Two of the other charges stemmed from Scarabello’s involvement in buying sports jerseys, advertising them on the Internet, then shipping them to buyers from the on-base post office, using the military postal system, prosecutors said.

Prosecutors said a noncommissioned officer from Scarabello’s unit had spotted him in the commercial district of Songtan, the town outside base, buying jerseys. The NCO subsequently ordered Scarabello to stop reselling the jerseys, because it was interfering with the performance of his military duties.

But, they said, from last October to April, Scarabello continued the traffic, which led to one of the charges of disobeying an order. Because he mailed the jerseys using the military postal system within that same period, he was charged with dereliction of duty. Using the postal system for commercial purposes is illegal.

The jerseys are popular with young servicemembers. Typically, they bear the name of a popular athlete and the athlete’s number; they sell for about $20 in Songtan but can run from $200 to about $800 in the United States, prosecutors said.

“There are no records per se of exactly how much he was making,” said Capt. Carlos Colon, of Osan’s legal office.

Scarabello’s scheme was uncovered, prosecutors said, when investigators for Mitchell & Ness, an American company that makes a popular line of sports jerseys under license, saw the Internet ads and were suspicious.

The Mitchell & Ness investigators ordered a jersey from Scarabello, said Capt. Charles Baum of Osan’s legal office, then alerted the Air Force that it was not made under the firm’s license. The Osan-based Office of Special Investigations agents began a probe; base authorities later recovered about 50 jerseys in raids on Scarabello’s on-base dorm room and at an off-base location.

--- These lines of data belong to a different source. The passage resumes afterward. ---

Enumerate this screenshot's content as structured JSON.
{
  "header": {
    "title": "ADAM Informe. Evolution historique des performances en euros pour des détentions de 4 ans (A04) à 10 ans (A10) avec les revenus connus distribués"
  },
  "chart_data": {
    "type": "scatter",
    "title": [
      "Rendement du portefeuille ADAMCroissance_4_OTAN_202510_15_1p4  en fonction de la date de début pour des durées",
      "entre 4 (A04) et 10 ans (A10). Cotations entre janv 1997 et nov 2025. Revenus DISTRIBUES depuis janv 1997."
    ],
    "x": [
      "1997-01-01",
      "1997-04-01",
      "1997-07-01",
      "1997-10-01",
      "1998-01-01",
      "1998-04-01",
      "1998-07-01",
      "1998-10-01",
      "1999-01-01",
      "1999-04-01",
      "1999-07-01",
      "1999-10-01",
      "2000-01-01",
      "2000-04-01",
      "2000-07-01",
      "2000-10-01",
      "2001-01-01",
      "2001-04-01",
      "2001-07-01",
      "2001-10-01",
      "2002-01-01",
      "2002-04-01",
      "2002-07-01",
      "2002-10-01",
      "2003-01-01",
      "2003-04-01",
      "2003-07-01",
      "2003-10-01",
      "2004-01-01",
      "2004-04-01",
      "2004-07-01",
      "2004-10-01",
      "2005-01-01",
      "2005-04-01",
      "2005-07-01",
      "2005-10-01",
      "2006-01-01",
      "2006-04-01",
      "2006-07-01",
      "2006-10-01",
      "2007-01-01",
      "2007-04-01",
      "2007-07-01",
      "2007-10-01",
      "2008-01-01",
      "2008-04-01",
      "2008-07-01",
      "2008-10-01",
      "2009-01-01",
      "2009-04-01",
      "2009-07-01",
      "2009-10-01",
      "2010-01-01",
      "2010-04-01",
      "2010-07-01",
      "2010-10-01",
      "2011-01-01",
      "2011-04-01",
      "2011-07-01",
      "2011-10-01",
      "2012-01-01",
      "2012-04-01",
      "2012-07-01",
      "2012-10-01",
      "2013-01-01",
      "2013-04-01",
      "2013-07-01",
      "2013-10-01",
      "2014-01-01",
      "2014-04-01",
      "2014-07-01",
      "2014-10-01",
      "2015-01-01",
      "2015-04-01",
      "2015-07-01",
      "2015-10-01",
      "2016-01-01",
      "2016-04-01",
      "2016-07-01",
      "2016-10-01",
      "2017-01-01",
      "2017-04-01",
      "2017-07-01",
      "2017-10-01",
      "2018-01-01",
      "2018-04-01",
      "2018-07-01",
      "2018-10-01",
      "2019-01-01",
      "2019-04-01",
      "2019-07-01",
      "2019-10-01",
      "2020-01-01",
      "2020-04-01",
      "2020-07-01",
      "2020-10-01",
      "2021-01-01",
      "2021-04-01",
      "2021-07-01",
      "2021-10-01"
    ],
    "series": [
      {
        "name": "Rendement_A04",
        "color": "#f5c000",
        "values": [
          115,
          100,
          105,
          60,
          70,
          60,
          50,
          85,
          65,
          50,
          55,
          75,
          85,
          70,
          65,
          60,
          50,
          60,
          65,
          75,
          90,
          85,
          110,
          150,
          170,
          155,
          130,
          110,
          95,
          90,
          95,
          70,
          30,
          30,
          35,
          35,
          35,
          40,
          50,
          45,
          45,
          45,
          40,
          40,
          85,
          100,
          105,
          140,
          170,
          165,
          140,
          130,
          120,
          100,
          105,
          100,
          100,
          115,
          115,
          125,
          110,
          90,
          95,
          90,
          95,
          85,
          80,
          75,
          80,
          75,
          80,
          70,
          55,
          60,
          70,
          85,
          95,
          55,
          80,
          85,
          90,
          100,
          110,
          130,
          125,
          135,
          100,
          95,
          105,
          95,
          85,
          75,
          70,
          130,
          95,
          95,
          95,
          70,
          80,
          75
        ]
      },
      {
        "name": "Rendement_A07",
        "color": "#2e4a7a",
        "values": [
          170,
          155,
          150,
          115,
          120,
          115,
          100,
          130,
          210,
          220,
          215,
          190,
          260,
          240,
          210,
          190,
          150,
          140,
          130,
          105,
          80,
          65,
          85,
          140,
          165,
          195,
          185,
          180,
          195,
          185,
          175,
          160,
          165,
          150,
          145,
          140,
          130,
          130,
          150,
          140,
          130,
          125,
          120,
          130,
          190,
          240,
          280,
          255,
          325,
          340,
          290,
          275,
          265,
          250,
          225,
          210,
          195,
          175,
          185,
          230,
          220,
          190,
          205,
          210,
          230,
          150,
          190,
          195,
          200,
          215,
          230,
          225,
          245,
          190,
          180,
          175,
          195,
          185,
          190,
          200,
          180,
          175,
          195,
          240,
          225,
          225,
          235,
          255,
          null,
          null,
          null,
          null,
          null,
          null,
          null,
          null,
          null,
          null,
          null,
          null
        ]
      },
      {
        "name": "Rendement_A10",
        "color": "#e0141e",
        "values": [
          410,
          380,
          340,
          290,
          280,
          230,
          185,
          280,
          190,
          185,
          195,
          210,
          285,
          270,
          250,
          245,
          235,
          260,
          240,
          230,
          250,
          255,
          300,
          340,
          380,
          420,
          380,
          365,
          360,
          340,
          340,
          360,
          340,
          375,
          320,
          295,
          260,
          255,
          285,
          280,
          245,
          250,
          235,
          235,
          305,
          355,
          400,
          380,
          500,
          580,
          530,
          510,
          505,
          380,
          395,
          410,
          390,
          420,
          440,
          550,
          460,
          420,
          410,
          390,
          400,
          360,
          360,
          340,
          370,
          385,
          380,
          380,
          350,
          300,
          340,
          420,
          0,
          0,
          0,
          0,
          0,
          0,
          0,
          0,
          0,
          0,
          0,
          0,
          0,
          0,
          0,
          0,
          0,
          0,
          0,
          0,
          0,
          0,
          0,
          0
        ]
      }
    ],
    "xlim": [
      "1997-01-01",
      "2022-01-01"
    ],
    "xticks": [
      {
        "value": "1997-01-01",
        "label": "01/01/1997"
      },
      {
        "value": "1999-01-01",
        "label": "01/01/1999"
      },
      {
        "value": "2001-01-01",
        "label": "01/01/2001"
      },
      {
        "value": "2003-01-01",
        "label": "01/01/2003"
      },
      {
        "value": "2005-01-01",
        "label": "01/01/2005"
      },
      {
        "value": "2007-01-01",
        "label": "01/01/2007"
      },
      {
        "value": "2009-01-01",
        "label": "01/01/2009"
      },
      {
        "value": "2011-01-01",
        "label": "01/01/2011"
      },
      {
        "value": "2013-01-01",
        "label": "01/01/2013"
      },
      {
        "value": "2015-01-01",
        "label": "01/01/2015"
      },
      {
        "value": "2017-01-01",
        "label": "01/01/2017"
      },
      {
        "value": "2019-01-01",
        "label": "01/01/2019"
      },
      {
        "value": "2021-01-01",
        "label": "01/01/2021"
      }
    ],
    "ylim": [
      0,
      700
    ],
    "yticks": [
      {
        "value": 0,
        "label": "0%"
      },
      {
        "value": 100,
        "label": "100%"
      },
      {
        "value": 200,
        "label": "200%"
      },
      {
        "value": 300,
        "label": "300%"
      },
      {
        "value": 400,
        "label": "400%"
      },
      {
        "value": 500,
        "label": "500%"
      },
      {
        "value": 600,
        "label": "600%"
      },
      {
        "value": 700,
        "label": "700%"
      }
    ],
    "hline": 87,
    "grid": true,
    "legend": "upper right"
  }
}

Before lawyers made their pre-sentencing arguments to the judge, Scarabello was permitted to make an unsworn statement of his own. It was short — little more than two minutes long. Standing before a podium and facing the judge, Scarabello read in a calm, even voice.

“I am still young,” he told Hatfield, “and my life stretches before me. I know that I have so much to offer, and I can make a positive contribution to society.”

Colon then made the prosecution’s statement.

“There is no room in the military for an individual who is going to pick and choose what order he’s going to follow, what orders he’s not going to follow,” Colon said.